Image 8.10 The AAST grading of renal injury. (A) Grade I, subcapsular hematoma (arrow). (B) Grade II, cortical laceration less than 1 cm deep (arrow) and perinephric hematoma (arrowhead). (C) Grade III, cortical laceration more than 1 cm deep (arrows) and perinephric hematoma. (D) Grade IV, laceration extending through the renal cortex, medulla (arrows), and collecting system (curved arrow). (E) Grade IV, segmental infarction caused by thrombosis of segmental renal artery branches (arrows). (F) Grade V, shattered kidney. (G) Grade V, avulsion of renal hilum that devascularizes the kidney.

Diagnosis

The most sensitive and specific test to evaluate renal trauma is computed tomography with intravenous contrast. If the patient is unstable or requires immediate surgery, a "one shot" intravenous pyelogram is performed by administering a 2 mL/kg bolus of radiographic contrast and obtaining a single supine radiograph of the abdomen 10 minutes later. This abbreviated study is sufficient to provide information regarding the kidney suspected of injury and of contralateral renal function.

 

Management

Blunt Injuries:

Nonoperative management of blunt renal trauma is as successful as nonoperative mangement of injuries to other solid organs, such as the liver and spleen.

Nonoperative management of hemodynamically stable children with blunt renal injury has become the standard of care in most centers, with success rates up to 98%. About 85% of pediatric blunt renal injuries are considered low grade (grades I-III).

Most pediatric and adult series report successful nonoperative management of even the most complex grade IV and grade V injuries, including shattered but perfused kidneys and complex lacerations with extensive perinephric hematoma and urinary extravasation. Although the AAST grading scale appears to have some predictive value on the need for surgery, indications for surgery are based more on hemodynamic stability of the patient and associated injuries, rather than on grade of renal injury based on imaging criteria. The only absolute indication for surgery is hemodynamic instability with ongoing bleeding and transfusion requirements. Radiographic signs of ongoing renal bleeding include an expanding or uncontained retroperitoneal hematoma or complete avulsion of the main renal artery or vein with extravasation as demonstrated by CT or arteriography. Although not an absolute indication for surgical intervention, active extravasation and pooling of contrast enhanced blood in the arterial phase of the CT scan should be considered a relative indication for surgical intervention depending on the clinical status of the patient, and the clinician should maintain a low threshold for prompt exploration in patients with this CT finding. Recent studies would suggest that about 90% of grade IV injuries with urinary extravasation can be successfully managed nonoperatively in the hemodynamically stable patient.

The caveat to be remembered is that an adjunctive procedure may have to be performed at a later date. If there is no other indication for operation, the patient should be admitted, placed on bed rest and followed for resolution of hematuria.

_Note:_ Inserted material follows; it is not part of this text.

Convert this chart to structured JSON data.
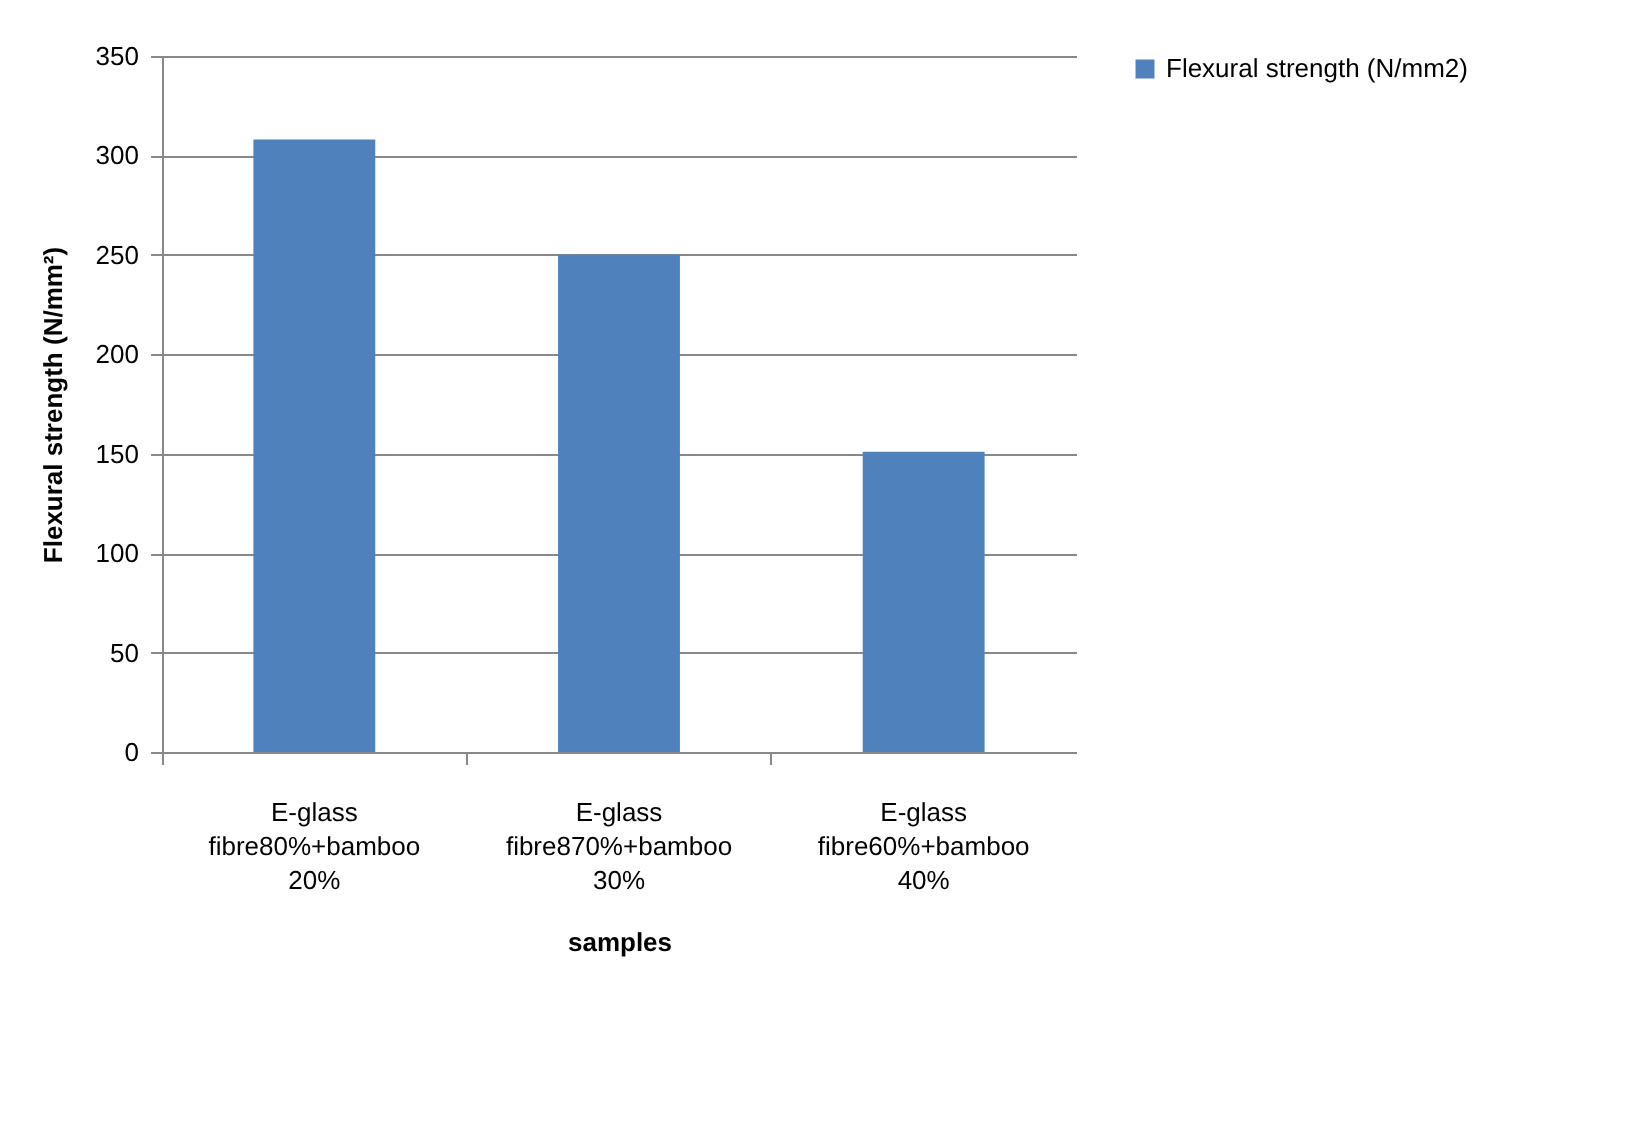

Note! Serial abdominal CT scans or ultrasonography are helpful in initially evaluating stability and subsequent resolution of hematomas.

Penetrating Injuries:

Penetrating renal injuries are rare in children. Although there is a role for selective nonoperative management, most wounds require surgical exploration.

Selection criteria for nonoperative management include hemodynamic stability, CT for grading of kidney injury and excluding other associated injuries requiring exploration.

However, a high index of suspicion for missed ureteral and other associated injuries must be maintained if a nonoperative pathway is chosen.

 

Complications

Although most renal injuries in children can be managed nonoperatively, this type of management is not without complications.

Short-term Long-term
* secondary bleeding * formation of arteriovenous fistulae
* abscesses * encysted hematomas
* urinomas * development of hypertension

 

These complications are generally seen after injuries in which segments of parenchyma are devascularized or extensive hemorrhage and urinary extravasation have occurred. Obviously, some severe renal injuries require operative intervention consisting of drainage, repair, or nephrectomy.